Нынче проснулся в 8 1/2. Бешенство на Софью — уехали в Измалково! На меня внимания не обращают. Послал с Лозинским: Кусковой, Бунину, Нилусу, Черемнову, Колино письмо к Мите о въезде в Москву (запретили!). Поехал один на дрожках в Скородное — круг обычный (начиная со стороны северной). Утро изумительное. Все крыши, вся земля были белые. Поехал через аллею, ветер вычистил ее середину, вся листва сметена на бока. Думал: “Могучим блеском полон голый сад, синим и сияющим эфиром”. В поле дорога еще тверда, кое-где начинает потеть. В каждой колее, где тень, голубая сахарная пудра. По жнивью под солнцем блеск алмазов по остаткам изморози. В лесу светлей, чем думалось. Иногда улавливал горечь листвы мокрой. Повернул по опушке мимо северной стороны леса — тени осинок по блестящей мокрой листве. В лощинке, полной деревьев, блеск мелкого стекла — сучки, оставшиеся листики. Вдоль восточной стороны, там, где всегда грязь и ухабы по кусочку дороги между деревьями, грязь салится, под салом земля еще твердая; бледно-водянистые зеленя налево, за лугом направо лес по косогору лежащий — веет сизоватый дым, весь почти голый — осинник, среди этого верхушки берез удлиненными купами желтеют (неярко, грязно, темная охра, что ли), выделяются. На просеке снова вдали дроги, лошадь — рубят! <...> Думал о своей “Деревне”. Как верно там все! Надо написать предисловие: будущему историку — верь мне, я взял типическое. Да вообще пора свою жизнь написать, спустить шкуру со всей сволочи, какую видел, со всех этих Венгеровых и т. д.
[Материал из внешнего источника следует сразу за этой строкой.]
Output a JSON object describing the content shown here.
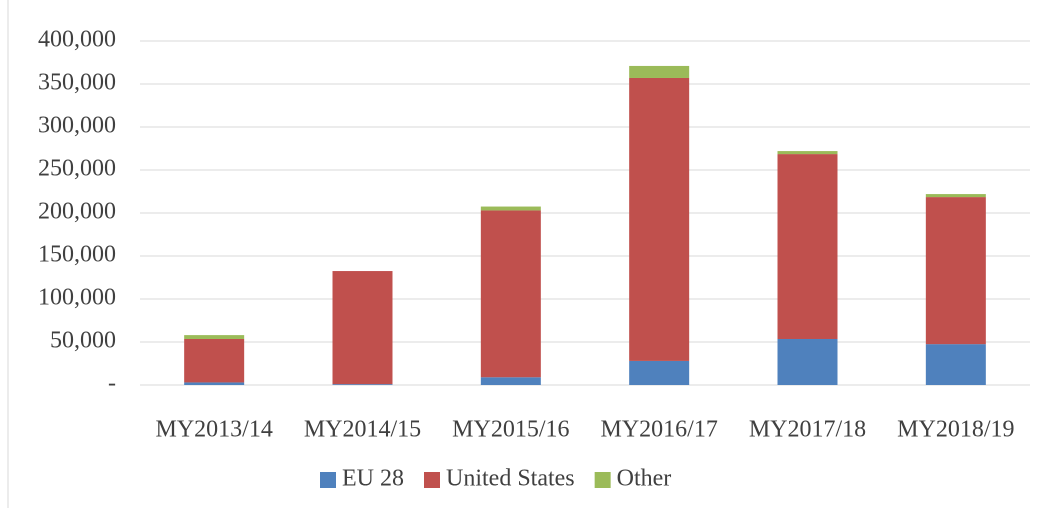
{
  "chart_data": {
    "type": "stacked_bar",
    "categories": [
      "MY2013/14",
      "MY2014/15",
      "MY2015/16",
      "MY2016/17",
      "MY2017/18",
      "MY2018/19"
    ],
    "series": [
      {
        "name": "EU 28",
        "color": "#4f81bd",
        "values": [
          3000,
          1000,
          9000,
          28000,
          53500,
          47500
        ]
      },
      {
        "name": "United States",
        "color": "#c0504d",
        "values": [
          50500,
          131500,
          194000,
          329000,
          215000,
          171000
        ]
      },
      {
        "name": "Other",
        "color": "#9bbb59",
        "values": [
          4500,
          0,
          4500,
          14000,
          3500,
          3500
        ]
      }
    ],
    "ylim": [
      0,
      400000
    ],
    "yticks": [
      {
        "value": 0,
        "label": "-"
      },
      {
        "value": 50000,
        "label": "50,000"
      },
      {
        "value": 100000,
        "label": "100,000"
      },
      {
        "value": 150000,
        "label": "150,000"
      },
      {
        "value": 200000,
        "label": "200,000"
      },
      {
        "value": 250000,
        "label": "250,000"
      },
      {
        "value": 300000,
        "label": "300,000"
      },
      {
        "value": 350000,
        "label": "350,000"
      },
      {
        "value": 400000,
        "label": "400,000"
      }
    ],
    "grid": true,
    "legend": "bottom"
  }
}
Свернул на лесную дорогу, идущую от Победимовых,— направо. Вся в ухабах глубоких грязи, засыпанной листвой (перед этим все глядел на верхушки берез, сохранивших розовато- и рыжевато-желтую мелкую листву на изумительном небе). Дубы все в коричневой сухой листве. Среди стволов блеклая, вялая сырая, зелень под листвой. Думал — здесь особенно похоже на весну. Если бы ехал весной, тут, в затишье, среди стволов, на спуске с горы, было бы жарко, птицы были бы, сладость, мука радостная, полная надежд на что-то — и на любовь, как всегда!— были бы. Въехал на гору — еще среди стволов четыре подводы, баба с топором, мальчишка. Выехал из лесу — далеко-далеко налево, на юго-востоке, над лугами возле Предтечева светлый белесый пар под солнцем, над ним полный света горизонт. В голове — Одесса, Керчь, утро в ней, солнце, синь густая моря, белый город...

Понемножку читал эти дни “Село Степанчиково”.129 Чудовищно! Уже пятьдесят страниц — и ни на йоту, все долбит одно и то же! Пошлейшая болтовня, лубочная в своей литературности! <...> Всю жизнь об одном, “о подленьком, о гаденьком”!

В три часа поехали с Колей на Прилепы за конопляным маслом для замазки. Хозяин маслобойки — богач, большой рост, великий удельный князь, холодно серьезен, застали среди двора, ноль внимания. “Масло — два рубля фунт”. Пошли в маслобойку, заговорили — и вдруг чудесная добрая улыбка. Вот кем Русь-то строилась. О своих односельчанах как о швали говорил.

Закат с легчайшим, чуть фиолетовым туманом за бахтеяровской усадьбой на зеленях и по бахтеяровскому саду и Колонтаевка в нем. Солнце за бахтеяровским садом садилось огромным расплавленным шаром из золотого, чуть шафранового стекла. Пошел в контору. Там безобразничал негодяй Зайчик.

Ночью гуляли. Туман находил на нас холодный. Вверху звезды.

8 двенадцать часов вышел — там вяз смутной массой. Звезды туманны. Юпитер распустил пленку голубоватую.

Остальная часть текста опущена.